Soapstone is a very popular choice for countertops, especially in restaurants and science labs due to its high resistance to chemicals. Soapstone is a softer stone and will scratch. It is considered a “living” stone – as its appearance will patina and change over time.  With soapstone, a regular application of mineral oil is used to keep a dark, lustrous appearance.

You can expect

  • Very heat resistant
  • Very acid resistant
  • Not scratch resistant
  • Regular care with mineral oil necessary

Marble

This is a choice that is very prized for its aesthetic appeal as it is elegant and timeless. These stones are calcium carbonate based (think eggshells) – and can be scratched and etched with many household chemicals. Cleaning up while cooking, using cutting boards are recommended to maintain the finish of marble. For many this is fine, others may choose to have a yearly maintenance service to resurface/remove stains & blemishes, and for some this simply does not work with their lifestyle. The veins on the stone can often be felt as there is a difference in minerals, and there are also many natural fissures that can be filled before or after installation. This is simply part of getting marble.

You can expect

  • Very heat resistant
  • Not acid resistance (tomatoes, red wine, strong chemicals) – will etch the surface
  • Some to no scratch resistance
  • Cautious care and/or regular maintenance required
  • Natural veins, fissures, cracks that can be filled before or after installation.
  • Some chipping/wear over time
  • Requires sealing, often multiple coats to have stain resistance

Limestone & Travertine

Limestone presents a beautiful range of subdued colors while travertine is known for its characteristic veining and patterns.
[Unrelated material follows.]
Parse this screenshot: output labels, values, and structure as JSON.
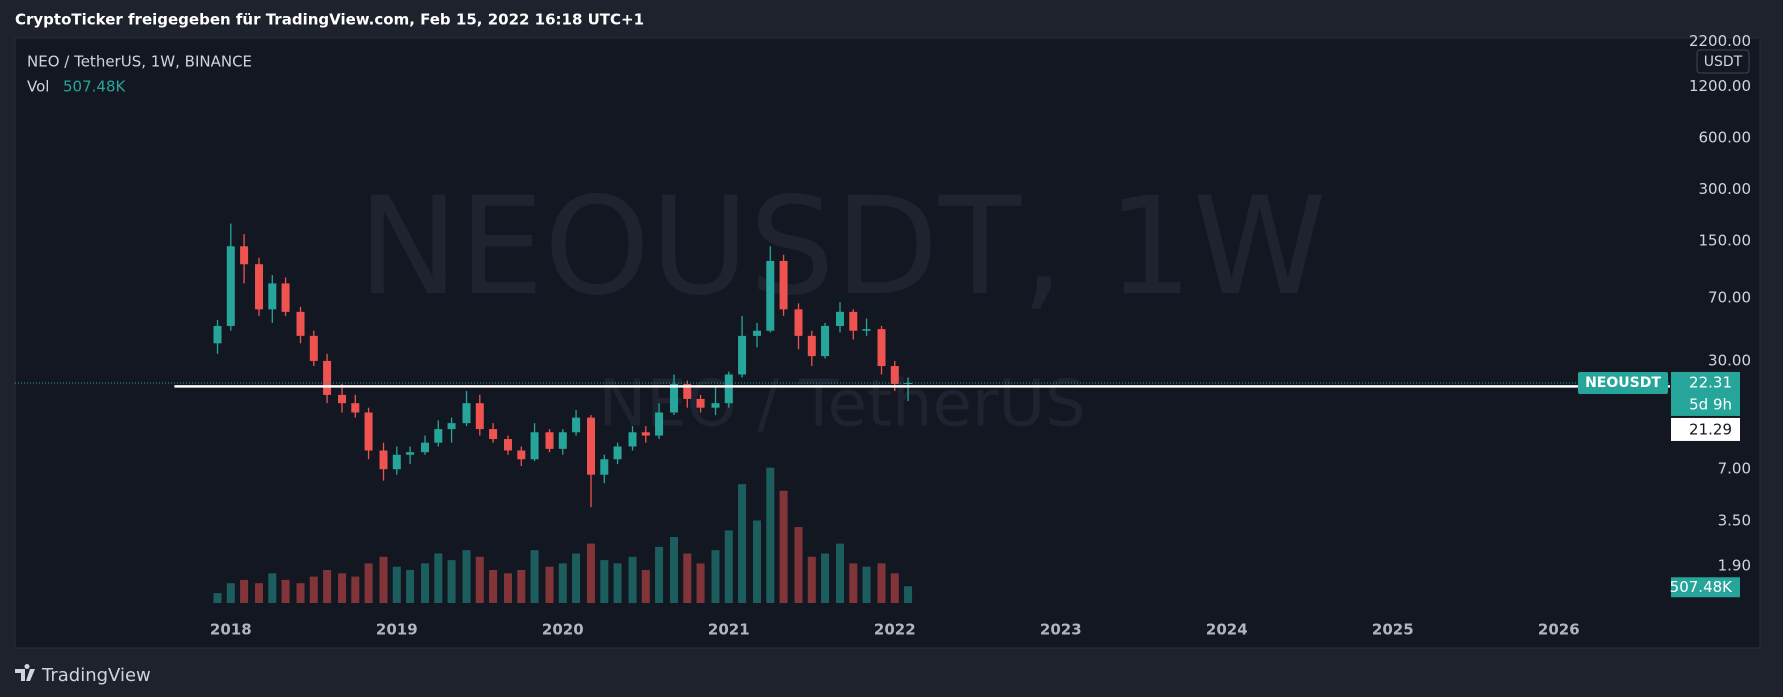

These stones, like marble, are also calcium carbonate based, and can be scratched and etched with many household chemicals. Cleaning up while cooking, using cutting boards are recommended to maintain the finish.

You can expect

  • Very heat resistant
  • Not acid resistance – tomatoes, red wine, strong chemicals will etch the surface
  • Some scratch resistance
  • High absorbency – must be sealed multiple times to have a high level of stain resistance
  • Cautious care and/or regular maintenance required
  • Natural veins, fissures, cracks that can be filled before or after installation – depends on stone
  • Dark gray limestones – can have efflorescence when used in wet areas. A strong penetrating sealer is recommended to minimize this effect.

Onyx

This is usually a bold statement piece –  often used for walls, fireplaces, backlit bars. These stones vary in performance, some are a bit harder than others, and will perform similarly to marble. This stone always has many fissures and cracks, which is what gives it its unique look.

You can expect

  • Very heat resistant
  • Little acid resistance (tomatoes, red wine, strong chemicals) – will etch the surface
  • Some to no scratch resistance
  • Cautious care and/or regular maintenance required
  • Natural veins, fissures, cracks that can be filled before or after installation.
  • Chipping/wear over time
  • Requires sealing
  • Limitations on edging options (miter, ogee, etc.)
  • Additional supports may be required

Cristal Collection/Calcites

These stones do fall in the marble grouping, but they are unique in characteristics. Chipping, cracking is a concern, but it a bit more resistant to scratching than most other marbles.. We don’t recommend these be used for large areas, and we do call out that the seams in this stone stand out a bit more than in others. This is due to the crystalline structure of the stone.

You can expect

  • Good heat resistance
  • Little acid resistance (tomatoes, red wine, strong chemicals) – can etch the surface
  • Some scratch resistance
  • Cautious care and/or regular maintenance required
  • Natural veins, fissures, cracks that can be filled before or after installation.
  • Chipping/wear over time
  • Requires sealing
  • Limitations on edging options – std edge is recommended.